Qui ne connaît pas Charbel Nahas ? Polytechnicien, deux fois ministre – des Télécoms puis du Travail, membre éminent de la société civile, il est considéré par de nombreux jeunes libanais comme le père du mouvement populaire qui a secoué le Liban en 2015. Homme d’Etat d’une intégrité sans faille, contestataire dans l’âme, il a été écarté du gouvernement de Najib Mikati en 2012 parce qu’il refusait les petits arrangements douteux dont la classe politique libanaise a le secret. Son analyse est un éclairage indispensable pour comprendre la situation actuelle et les défis du nouveau mandant présidentiel.

Le nouveau mandat présidentiel : l’Etat ou la table de dialogue

Les parlementaires qui avaient prorogé par deux fois leur propre mandat ont élu, lundi 31 octobre, le Général Michel Aoun président de la République.

Cet événement qui paraissait impossible, il y a peu, appelle une lecture minutieuse 1) des raisons de sa réalisation, puis 2) de son déroulement et enfin 3) des horizons qui se dessinent par la suite.

Le point de départ de notre lecture de la situation

Avant de procéder à cet exercice, nous devons rappeler que nous ne nous positionnons pas, dans le mouvement « Citoyens et Citoyennes dans un Etat », comme des observateurs et des analystes, mais comme partie prenante de la scène politique et que notre objectif est clair : construire un Etat laïque, démocratique, juste et efficace, parce que nous croyons que cet Etat est une nécessité fonctionnelle pour défendre une société en danger.

Notre analyse part du constat que le pays traverse une phase de transition dont les prémices sont apparues en 2005, et qui s’est pleinement révélée au cours des cinq dernières années : à travers l’effondrement, l’un après l’autre, des cadres formels du quasi-Etat instauré après la guerre civile, sur la base d’un pacte entre les milices et le capital rentier, l’ensemble étant régulé par un arbitre mandaté par les sponsors externes. L’effondrement des cadres formels du quasi-Etat et l’incapacité des autorités exécutives, législatives et judiciaires, à assurer leur rôle naturel se sont traduits par la vacance de postes administratifs essentiels et par la perte de légitimité des pouvoirs restés en place. Aussi de nouveaux usages et de nouveaux instruments du pouvoir se sont de fait installés, le plus connu étant la « table de dialogue».

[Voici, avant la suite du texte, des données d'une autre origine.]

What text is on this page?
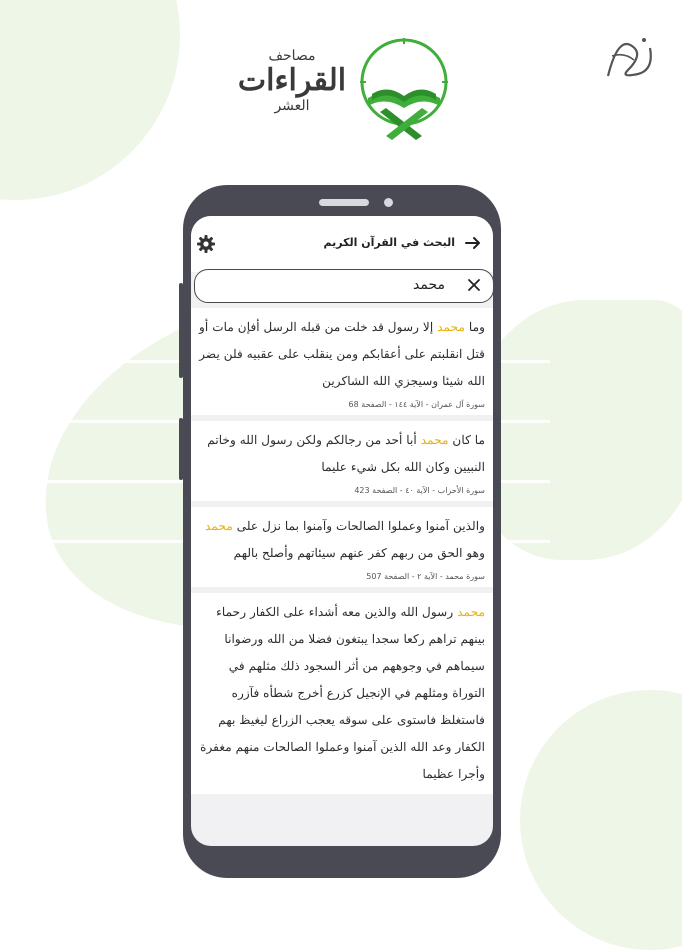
مصاحف
القراءات
العشر
البحث في القرآن الكريم
محمد
وما محمد إلا رسول قد خلت من قبله الرسل أفإن مات أو قتل انقلبتم على أعقابكم ومن ينقلب على عقبيه فلن يضر الله شيئا وسيجزي الله الشاكرين
سورة آل عمران - الآية ١٤٤ - الصفحة 68
ما كان محمد أبا أحد من رجالكم ولكن رسول الله وخاتم النبيين وكان الله بكل شيء عليما
سورة الأحزاب - الآية ٤٠ - الصفحة 423
والذين آمنوا وعملوا الصالحات وآمنوا بما نزل على محمد وهو الحق من ربهم كفر عنهم سيئاتهم وأصلح بالهم
سورة محمد - الآية ٢ - الصفحة 507
محمد رسول الله والذين معه أشداء على الكفار رحماء بينهم تراهم ركعا سجدا يبتغون فضلا من الله ورضوانا سيماهم في وجوههم من أثر السجود ذلك مثلهم في التوراة ومثلهم في الإنجيل كزرع أخرج شطأه فآزره فاستغلظ فاستوى على سوقه يعجب الزراع ليغيظ بهم الكفار وعد الله الذين آمنوا وعملوا الصالحات منهم مغفرة وأجرا عظيما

Nous avons aussi identifié les risques que cette période transitoire comporte, que ce soit le dérapage vers la violence civile ou le glissement vers un accord entre les « zaïms » (chefs) du fait accompli organisant la reconnaissance mutuelle de la légitimité de leur représentativité exclusive et absolue chacun de sa « communauté » et la définition du système de leurs droits de veto réciproques, suivant une échelle convenue des pouvoirs et des enjeux, produisant ainsi les règles d’un nouveau pouvoir inefficace et impotent. Nous n’avons jamais cru que l’affrontement entre les deux prétendus axes du 8 et du 14 mars constituait une clé utile pour comprendre le déroulement des faits sur la scène libanaise.

Où se situe le nouvel évènement par rapport à ce constat ?

Les raisons de la tenue de l’élection : l’arrangement externe

Beaucoup ont dit que l’élection était une « production libanaise ». En effet, les cuisines étrangères ne semblent pas avoir concocté sa maturation pour appeler ensuite l’ensemble des partis nationaux à l’adopter à l’unanimité et avec enthousiasme, comme cela s’était produit pour toutes les élections précédentes depuis 1989.

Cela ne signifie pas pour autant qu’elle soit un produit libanais ; sinon comment expliquer qu’il ait fallu attendre deux ans et demi de vacance présidentielle ? Et sa survenue annonce-t-elle la fin de la phase transitoire et la stabilisation du système politique ? Et alors, selon quelles règles ?

Pour éclairer le cheminement, il faut revisiter la période précédente, et s’arrêter sur deux évènements quasi-simultanés, qui ont eu lieu au milieu de l’été 2015, pendant que la crise des déchets soulevait les Libanais contre les symboles du pouvoir.

Le premier événement, qui est bien « libanais », est l’annonce d’une « feuille d’intentions » entre les Forces libanaises et le Courant patriotique libre en juin 2015.

Le deuxième événement est la nomination de Soleiman Frangieh pour la présidentielle par le Courant du Futur et, avec lui, par Amal, le Parti socialiste progressiste, ainsi que par les autres pôles du pouvoir, au terme d’un arrangement régional et international clair, annoncé en novembre 2015.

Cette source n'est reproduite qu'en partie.